I feel for you, but I can understand your girlfriend’s position too. I’m a non-Catholic in a relationship with a Catholic man. I, like your girlfriend, am taking birth control pills for medical reasons. Not life-threatening reasons, but (TMI WARNING) very heavy and painful periods. I don’t want to experience them again, and the bcp helped that. On the other hand, my boyfriend feels very strongly that I should stop taking the bcp before we get married, so it has time to leave my system and we won’t risk a miscarriage.

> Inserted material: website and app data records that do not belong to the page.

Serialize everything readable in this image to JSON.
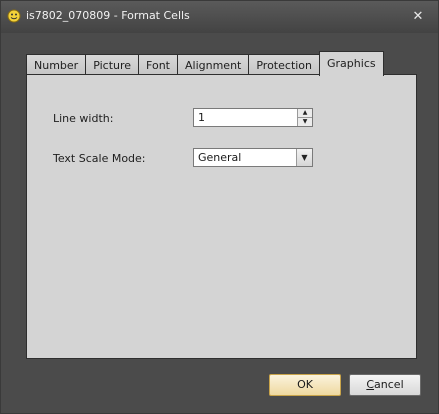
{
  "window": {
    "title": "is7802_070809 - Format Cells",
    "close_glyph": "✕",
    "app_icon": "smiley-icon"
  },
  "tabs": [
    {
      "label": "Number",
      "active": false
    },
    {
      "label": "Picture",
      "active": false
    },
    {
      "label": "Font",
      "active": false
    },
    {
      "label": "Alignment",
      "active": false
    },
    {
      "label": "Protection",
      "active": false
    },
    {
      "label": "Graphics",
      "active": true
    }
  ],
  "graphics": {
    "line_width_label": "Line width:",
    "line_width_value": "1",
    "text_scale_label": "Text Scale Mode:",
    "text_scale_value": "General"
  },
  "buttons": {
    "ok": "OK",
    "cancel": "Cancel"
  },
  "colors": {
    "frame": "#4b4b4b",
    "panel": "#d4d4d4",
    "default_button": "#efd9a0"
  }
}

Academically, I can agree with his ideas. Logically, I can see that it would be the wise thing to do. Emotionally, I’m not sure what it’ll take to take that step. There’s a LOT of fear involved in stopping medication. I admit I have trouble trusting my body to react in a positive way, and I’m not that fond of doctors either. Add to that the fact that I’m in Korea where it’s hard enough to find a doctor who speaks English, let alone one who listens to you and is supportive of NFP, and I just can’t bring myself to go off the pill yet, even though I want to. We’re not planning to get married for another year yet, give or take, so I can wait… and wait…

I don’t know what kind of medical problems your girlfriend has, but all the emotional support in the world doesn’t take away the fear of the unknown in this area. It might help, though, if you ask her to spell out her fears exactly - what is the worst case scenario? If you can reassure her that even in the worst case scenario she will be able to handle it with your support, you might just be able to convince her that she can do it - but it has to come from within. It’s probably not a religious issue as much as a fear issue that’s coming up because of your religious beliefs.

The truth is, she’ll have to go off the pill at some point anyway. Isn’t it much better now, when she can safely experiment with other drugs without worrying about being sexually active and damaging a potential baby? She can’t just go off the pill when she’s trying to conceive and get back on it again after she has the baby - it doesn’t work like that. It can take months to conceive, especially after taking the pill. Will she be hormonally out-of-whack for months, while going through the sometimes heart-wrenching process of trying to get pregnant? That’s not a good idea. Better to quit it now and find a pregnancy-friendly alternative treatment before she has a chance of getting pregnant than go through all of this with the added stress of trying to conceive.

Now I just need to swallow my fear and take my own advice.